Groups > comp.lang.python > #89399 > unrolled thread

[Matplotlib] Ploting an exponential distribution frequency curve

Started byMario Figueiredo <marfig@gmail.com>
First post2015-04-25 23:33 +0100
Last post2015-04-26 20:57 +0100
Articles 11 — 5 participants

Back to article view | Back to comp.lang.python


Contents

  [Matplotlib] Ploting an exponential distribution frequency curve Mario Figueiredo <marfig@gmail.com> - 2015-04-25 23:33 +0100
    Re: [Matplotlib] Ploting an exponential distribution frequency curve Mario Figueiredo <marfig@gmail.com> - 2015-04-25 23:36 +0100
      Re: [Matplotlib] Ploting an exponential distribution frequency curve Mario Figueiredo <marfig@gmail.com> - 2015-04-26 00:15 +0100
        Re: [Matplotlib] Ploting an exponential distribution frequency curve John Ladasky <john_ladasky@sbcglobal.net> - 2015-04-25 22:08 -0700
        Re: [Matplotlib] Ploting an exponential distribution frequency curve Dave Farrance <DaveFarrance@OMiTTHiSyahooANDTHiS.co.uk> - 2015-04-26 11:17 +0100
          Re: [Matplotlib] Ploting an exponential distribution frequency curve Mario Figueiredo <marfig@gmail.com> - 2015-04-26 13:32 +0100
    Re: [Matplotlib] Ploting an exponential distribution frequency curve Denis McMahon <denismfmcmahon@gmail.com> - 2015-04-25 23:12 +0000
      Re: [Matplotlib] Ploting an exponential distribution frequency curve Mario Figueiredo <marfig@gmail.com> - 2015-04-26 00:35 +0100
    Re: [Matplotlib] Ploting an exponential distribution frequency curve Mark Lawrence <breamoreboy@yahoo.co.uk> - 2015-04-26 01:31 +0100
    Re: [Matplotlib] Ploting an exponential distribution frequency curve Denis McMahon <denismfmcmahon@gmail.com> - 2015-04-26 18:55 +0000
      Re: [Matplotlib] Ploting an exponential distribution frequency curve Mario Figueiredo <marfig@gmail.com> - 2015-04-26 20:57 +0100

#89399 — [Matplotlib] Ploting an exponential distribution frequency curve

FromMario Figueiredo <marfig@gmail.com>
Date2015-04-25 23:33 +0100
Subject[Matplotlib] Ploting an exponential distribution frequency curve
Message-ID<bi4ojap79mlcjq05skiar1ftrfh42j3efh@4ax.com>
I'm trying to plot the curve of an exponential distribution without
much success.

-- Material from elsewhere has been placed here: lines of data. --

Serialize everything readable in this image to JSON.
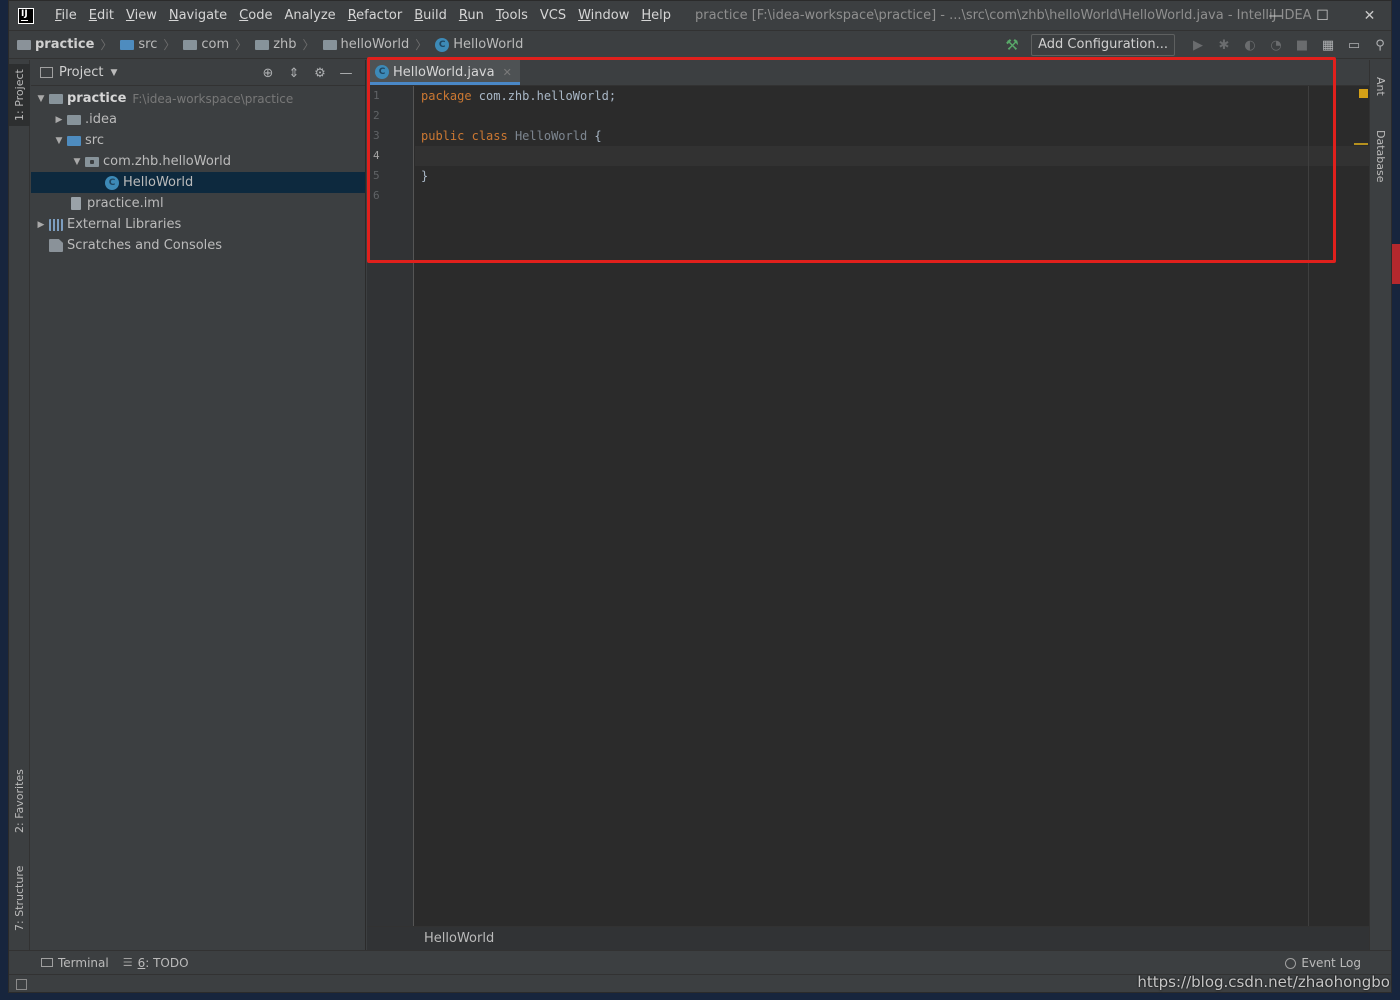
{
  "titlebar": {
    "menu": [
      {
        "label": "File",
        "mnemonic": "F",
        "rest": "ile"
      },
      {
        "label": "Edit",
        "mnemonic": "E",
        "rest": "dit"
      },
      {
        "label": "View",
        "mnemonic": "V",
        "rest": "iew"
      },
      {
        "label": "Navigate",
        "mnemonic": "N",
        "rest": "avigate"
      },
      {
        "label": "Code",
        "mnemonic": "C",
        "rest": "ode"
      },
      {
        "label": "Analyze",
        "mnemonic": "",
        "rest": "Analyze"
      },
      {
        "label": "Refactor",
        "mnemonic": "R",
        "rest": "efactor"
      },
      {
        "label": "Build",
        "mnemonic": "B",
        "rest": "uild"
      },
      {
        "label": "Run",
        "mnemonic": "R",
        "rest": "un"
      },
      {
        "label": "Tools",
        "mnemonic": "T",
        "rest": "ools"
      },
      {
        "label": "VCS",
        "mnemonic": "",
        "rest": "VCS"
      },
      {
        "label": "Window",
        "mnemonic": "W",
        "rest": "indow"
      },
      {
        "label": "Help",
        "mnemonic": "H",
        "rest": "elp"
      }
    ],
    "window_title": "practice [F:\\idea-workspace\\practice] - ...\\src\\com\\zhb\\helloWorld\\HelloWorld.java - IntelliJ IDEA",
    "controls": {
      "minimize": "—",
      "maximize": "☐",
      "close": "✕"
    }
  },
  "navbar": {
    "crumbs": [
      "practice",
      "src",
      "com",
      "zhb",
      "helloWorld",
      "HelloWorld"
    ],
    "add_configuration": "Add Configuration..."
  },
  "left_stripe": {
    "project_tab": "1: Project",
    "favorites_tab": "2: Favorites",
    "structure_tab": "7: Structure"
  },
  "right_stripe": {
    "ant_tab": "Ant",
    "database_tab": "Database"
  },
  "project_panel": {
    "title": "Project",
    "tree": [
      {
        "label": "practice",
        "path": "F:\\idea-workspace\\practice"
      },
      {
        "label": ".idea"
      },
      {
        "label": "src"
      },
      {
        "label": "com.zhb.helloWorld"
      },
      {
        "label": "HelloWorld"
      },
      {
        "label": "practice.iml"
      },
      {
        "label": "External Libraries"
      },
      {
        "label": "Scratches and Consoles"
      }
    ]
  },
  "editor": {
    "tab_label": "HelloWorld.java",
    "line_numbers": [
      "1",
      "2",
      "3",
      "4",
      "5",
      "6"
    ],
    "current_line": 4,
    "code": {
      "line1_kw": "package",
      "line1_rest": " com.zhb.helloWorld;",
      "line3_kw1": "public",
      "line3_kw2": "class",
      "line3_name": "HelloWorld",
      "line3_brace": " {",
      "line5": "}"
    },
    "breadcrumb": "HelloWorld"
  },
  "bottom_tools": {
    "terminal": "Terminal",
    "todo_num": "6",
    "todo": ": TODO",
    "event_log": "Event Log"
  },
  "watermark": "https://blog.csdn.net/zhaohongbo",
  "colors": {
    "keyword": "#cc7832",
    "selection": "#0d293e",
    "highlight_box": "#e0201c",
    "tab_underline": "#4a88c7"
  }
}
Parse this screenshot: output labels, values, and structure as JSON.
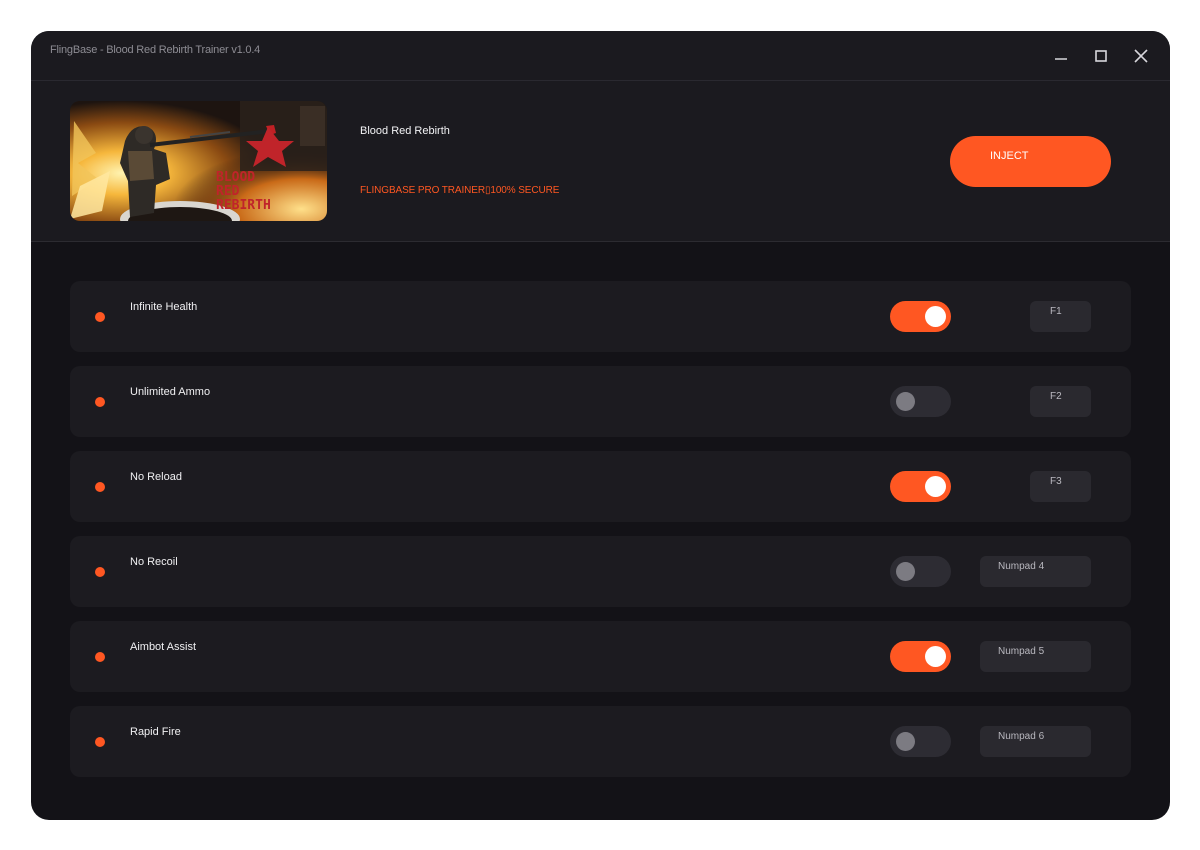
{
  "window": {
    "title": "FlingBase - Blood Red Rebirth Trainer v1.0.4"
  },
  "header": {
    "game_title": "Blood Red Rebirth",
    "subtitle": "FLINGBASE PRO TRAINER▯100% SECURE",
    "inject_label": "INJECT",
    "banner_text": [
      "BLOOD",
      "RED",
      "REBIRTH"
    ]
  },
  "colors": {
    "accent": "#ff5722",
    "window_bg": "#131217",
    "panel_bg": "#1b1a1f",
    "row_bg": "#1c1b20",
    "toggle_off": "#2d2c33"
  },
  "icons": {
    "minimize": "minimize-icon",
    "maximize": "maximize-icon",
    "close": "close-icon"
  },
  "cheats": [
    {
      "name": "Infinite Health",
      "enabled": true,
      "hotkey": "F1"
    },
    {
      "name": "Unlimited Ammo",
      "enabled": false,
      "hotkey": "F2"
    },
    {
      "name": "No Reload",
      "enabled": true,
      "hotkey": "F3"
    },
    {
      "name": "No Recoil",
      "enabled": false,
      "hotkey": "Numpad 4"
    },
    {
      "name": "Aimbot Assist",
      "enabled": true,
      "hotkey": "Numpad 5"
    },
    {
      "name": "Rapid Fire",
      "enabled": false,
      "hotkey": "Numpad 6"
    }
  ]
}
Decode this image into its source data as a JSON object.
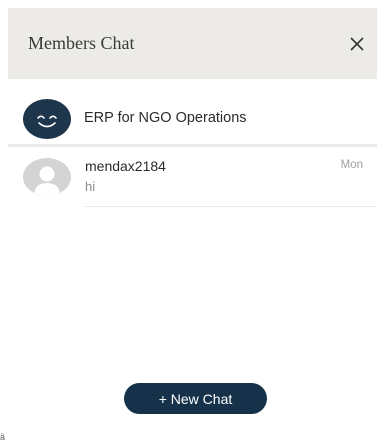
{
  "header": {
    "title": "Members Chat"
  },
  "group": {
    "name": "ERP for NGO Operations"
  },
  "chats": [
    {
      "name": "mendax2184",
      "message": "hi",
      "time": "Mon"
    }
  ],
  "actions": {
    "new_chat_label": "+ New Chat"
  },
  "icons": {
    "close": "close-icon",
    "group_avatar": "smiley-face-icon",
    "user_avatar": "user-silhouette-icon"
  },
  "colors": {
    "header_bg": "#ecebe7",
    "avatar_navy": "#1e364c",
    "button_navy": "#16324a",
    "avatar_gray": "#d4d4d4"
  }
}
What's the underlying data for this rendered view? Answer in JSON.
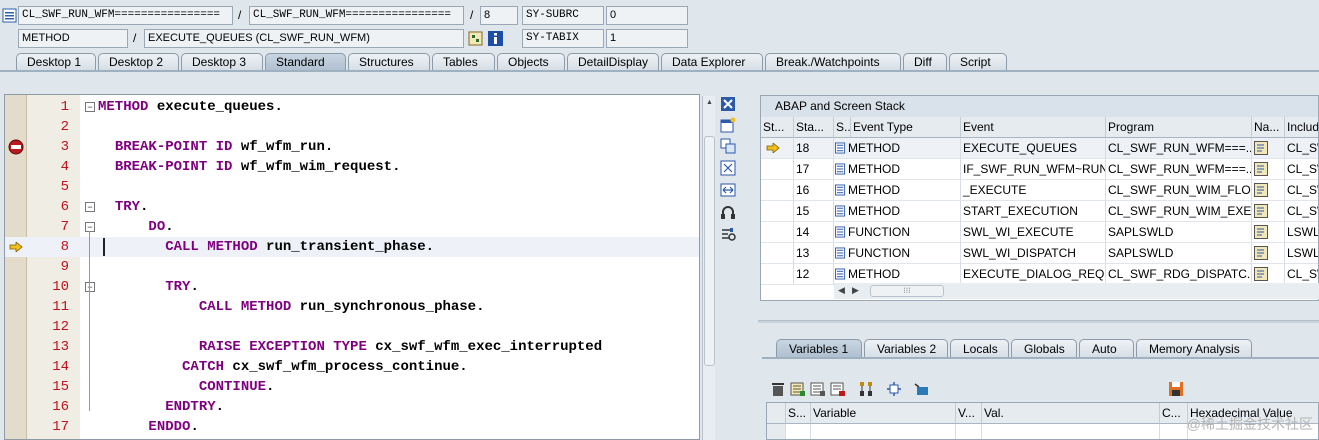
{
  "header": {
    "row1": {
      "program": "CL_SWF_RUN_WFM================",
      "include": "CL_SWF_RUN_WFM================",
      "line": "8",
      "sysvar_name": "SY-SUBRC",
      "sysvar_value": "0"
    },
    "row2": {
      "event_type": "METHOD",
      "event": "EXECUTE_QUEUES (CL_SWF_RUN_WFM)",
      "sysvar_name": "SY-TABIX",
      "sysvar_value": "1"
    },
    "separator": "/"
  },
  "tabs": [
    "Desktop 1",
    "Desktop 2",
    "Desktop 3",
    "Standard",
    "Structures",
    "Tables",
    "Objects",
    "DetailDisplay",
    "Data Explorer",
    "Break./Watchpoints",
    "Diff",
    "Script"
  ],
  "active_tab": "Standard",
  "editor": {
    "lines": [
      {
        "num": "1",
        "code": "<span class='kw'>METHOD</span> execute_queues."
      },
      {
        "num": "2",
        "code": ""
      },
      {
        "num": "3",
        "code": "  <span class='kw'>BREAK-POINT ID</span> wf_wfm_run."
      },
      {
        "num": "4",
        "code": "  <span class='kw'>BREAK-POINT ID</span> wf_wfm_wim_request."
      },
      {
        "num": "5",
        "code": ""
      },
      {
        "num": "6",
        "code": "  <span class='kw'>TRY</span>."
      },
      {
        "num": "7",
        "code": "      <span class='kw'>DO</span>."
      },
      {
        "num": "8",
        "code": "        <span class='kw'>CALL METHOD</span> run_transient_phase."
      },
      {
        "num": "9",
        "code": ""
      },
      {
        "num": "10",
        "code": "        <span class='kw'>TRY</span>."
      },
      {
        "num": "11",
        "code": "            <span class='kw'>CALL METHOD</span> run_synchronous_phase."
      },
      {
        "num": "12",
        "code": ""
      },
      {
        "num": "13",
        "code": "            <span class='kw'>RAISE EXCEPTION TYPE</span> cx_swf_wfm_exec_interrupted"
      },
      {
        "num": "14",
        "code": "          <span class='kw'>CATCH</span> cx_swf_wfm_process_continue."
      },
      {
        "num": "15",
        "code": "            <span class='kw'>CONTINUE</span>."
      },
      {
        "num": "16",
        "code": "        <span class='kw'>ENDTRY</span>."
      },
      {
        "num": "17",
        "code": "      <span class='kw'>ENDDO</span>."
      }
    ],
    "current_line": "8",
    "breakpoint_line": "3"
  },
  "stack": {
    "title": "ABAP and Screen Stack",
    "columns": [
      "St...",
      "Sta...",
      "S...",
      "Event Type",
      "Event",
      "Program",
      "Na...",
      "Include"
    ],
    "rows": [
      {
        "stack": "18",
        "event_type": "METHOD",
        "event": "EXECUTE_QUEUES",
        "program": "CL_SWF_RUN_WFM===...",
        "include": "CL_SW"
      },
      {
        "stack": "17",
        "event_type": "METHOD",
        "event": "IF_SWF_RUN_WFM~RUN",
        "program": "CL_SWF_RUN_WFM===...",
        "include": "CL_SW"
      },
      {
        "stack": "16",
        "event_type": "METHOD",
        "event": "_EXECUTE",
        "program": "CL_SWF_RUN_WIM_FLO...",
        "include": "CL_SW"
      },
      {
        "stack": "15",
        "event_type": "METHOD",
        "event": "START_EXECUTION",
        "program": "CL_SWF_RUN_WIM_EXE...",
        "include": "CL_SW"
      },
      {
        "stack": "14",
        "event_type": "FUNCTION",
        "event": "SWL_WI_EXECUTE",
        "program": "SAPLSWLD",
        "include": "LSWLD"
      },
      {
        "stack": "13",
        "event_type": "FUNCTION",
        "event": "SWL_WI_DISPATCH",
        "program": "SAPLSWLD",
        "include": "LSWLD"
      },
      {
        "stack": "12",
        "event_type": "METHOD",
        "event": "EXECUTE_DIALOG_REQ...",
        "program": "CL_SWF_RDG_DISPATC...",
        "include": "CL_SW"
      }
    ]
  },
  "var_tabs": [
    "Variables 1",
    "Variables 2",
    "Locals",
    "Globals",
    "Auto",
    "Memory Analysis"
  ],
  "active_var_tab": "Variables 1",
  "vars": {
    "columns": [
      "S...",
      "Variable",
      "V...",
      "Val.",
      "C...",
      "Hexadecimal Value"
    ]
  },
  "watermark": "@稀土掘金技术社区",
  "colors": {
    "keyword": "#7f007f",
    "line_number": "#c0141c",
    "background": "#dfe6ec"
  }
}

I'm missing something very basic I feel, but just can't
figure it out after numerous tries, so I'm turning out to you.

This is the function generating the frequency of individual outcomes:

    import decimal
    from random import expovariate
    from collections import defaultdict

    decimal.getcontext().prec = 4
    Dec = decimal.Decimal

    samples = 100000   # 100,000

    def generate(lambd):
        res = defaultdict(int)
        for _ in range(samples):
            res[Dec(expovariate(lambd)).quantize(Dec('0.01'))] += 1
        return res

Trying to plot this data into a frequency curve is proving too
challenging and I just can't understand why.

    plot(list(results.keys()), list(results.values()))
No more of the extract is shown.